American Apparel’s The Valley is a flat light-medium robin egg blue creme, and is no different from the other AA polishes. Gorgeous formula, easy application, exceptional finish and colour. The photo makes it look like it leans slightly turquoise, but I would say it’s a true blue. It’s bright, but not in-your-face obnoxious.
Some people complain that the AA formula is a touch on the thick side, but as long as you’re careful with the brush by removing all of the excess polish, including the polish collecting on the stem of the brush (there is a lot on there), you’ll be fine. A few drops of nail polish thinner should also help.
Sorry for the hiatus! Finals season hit and I barely found time to put on a fresh coat of polish, let alone photograph and blog about it. I’m back now to share a polish I bought in celebration of finishing all my undergrad exams!
Illasmaqua’s Jo’mina. This is a colour you have to see in real life to appreciate – I haven’t seen anything like this by another brand. It’s a very bright warm purple creme. It’s nearly neon and has the quality of purple highlighter. In fact, I held up my fingers to a purple highlighter I have and it is the exact same colour. Jo’mina is very opaque (i.e. not at all a jelly, unlike American Apparel’s Neon Violet – review here - full disclosure though, Neon Violet is a completely different colour) and goes on near-flawlessly in one coat. I used two coats, mostly out of habit, and to go over some tiny patchy bits.
I salivate over this. I can’t stop looking at my fingers. I’m constantly surprised by how gosh darn BRIGHT this is.
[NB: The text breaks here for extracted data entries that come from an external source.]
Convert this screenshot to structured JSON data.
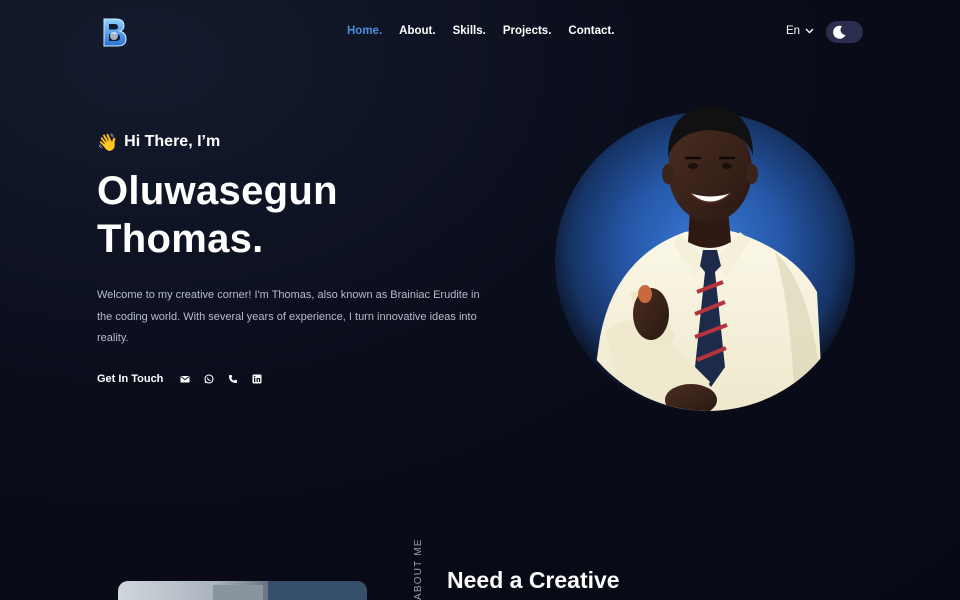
{
  "nav": {
    "links": [
      {
        "label": "Home.",
        "active": true
      },
      {
        "label": "About.",
        "active": false
      },
      {
        "label": "Skills.",
        "active": false
      },
      {
        "label": "Projects.",
        "active": false
      },
      {
        "label": "Contact.",
        "active": false
      }
    ],
    "language": "En",
    "theme_toggle_icon": "moon-icon",
    "logo_icon": "brand-logo-icon"
  },
  "hero": {
    "greeting_emoji": "👋",
    "greeting": "Hi There, I’m",
    "name_line1": "Oluwasegun",
    "name_line2": "Thomas.",
    "description": "Welcome to my creative corner! I'm Thomas, also known as Brainiac Erudite in the coding world. With several years of experience, I turn innovative ideas into reality.",
    "cta_label": "Get In Touch",
    "social_icons": [
      "email-icon",
      "whatsapp-icon",
      "phone-icon",
      "linkedin-icon"
    ]
  },
  "about": {
    "label": "ABOUT ME",
    "title": "Need a Creative"
  },
  "colors": {
    "background": "#0a0d1a",
    "accent": "#4a8fe0",
    "toggle_bg": "#2b2f4d",
    "glow": "#3a7ad6"
  }
}
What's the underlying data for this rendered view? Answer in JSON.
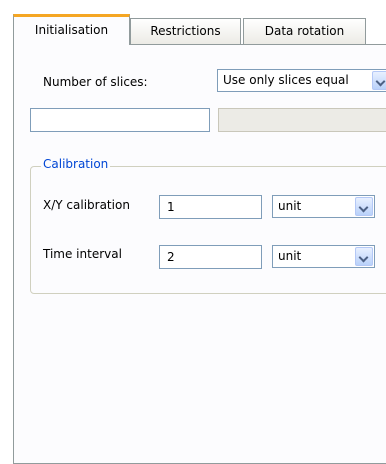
{
  "tabs": [
    {
      "label": "Initialisation",
      "active": true
    },
    {
      "label": "Restrictions",
      "active": false
    },
    {
      "label": "Data rotation",
      "active": false
    }
  ],
  "slices": {
    "label": "Number of slices:",
    "mode_selected": "Use only slices equal",
    "value_field": "",
    "secondary_field": ""
  },
  "calibration": {
    "legend": "Calibration",
    "xy": {
      "label": "X/Y calibration",
      "value": "1",
      "unit": "unit"
    },
    "time": {
      "label": "Time interval",
      "value": "2",
      "unit": "unit"
    }
  },
  "colors": {
    "accent": "#f5a623",
    "legend": "#0046d5",
    "border": "#919b9c"
  }
}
I mean, as bright as it can get for a light-medium purple creme. You need this. Worth the $18CAD, I would say, as this is a colour I see myself going back to time and time again, especially for the warmer months.
On a somewhat unrelated note, who else is peeved that we Vancouverites only get Illamasqua nail varnishes here? I’m waiting with bated breath for the full makeup range to arrive at some point. Fingers crossed!
I’m a huge fan of coral. If I had to choose one colour to wear for the rest of my life, I think this would be it. It’s the perfect mix of orange, pink, and red to make such a happy and summer-y hue. I probably own too many coral polishes for one girl (actually, you could cross out the word “coral” and this sentence would still be valid).
Essie’s California Coral. One of the first corals I’ve owned, and one of my favourites. A lot of other ones tend to be too orange or pink. This one has a nice mix of everything, and it’s not so saturated or dark that it veers into one colour or another. It has kind of a strange formula – a creme-jelly hybrid? If you apply sloppily, the colour can appear patchy and darker in some areas. Best to use one thin coat followed with a thicker one to avoid that.
Has the weather been treating you well, wherever you are? It’s slowly getting warmer here in Vancouver, and now that spring’s officially arrived, I think it’s time to break out the appropriate colours :)
Chanel’s Le Vernis in June. I’ve been incredibly drawn to these kinds of pale peachy colours ever since using Essie’s A Crewed Interest (review here). This one is more of a pale orange, with the slightest drop of pink in there. Reminds me of a creamsicle! I’ve gotten a tan over my Reading Break, and this colour just serves to make my hands look even more sunkissed. Love.
Application was easy. Not the best, as it is a tiny bit sheer – I needed three coats to even everything out and achieve my desired opacity.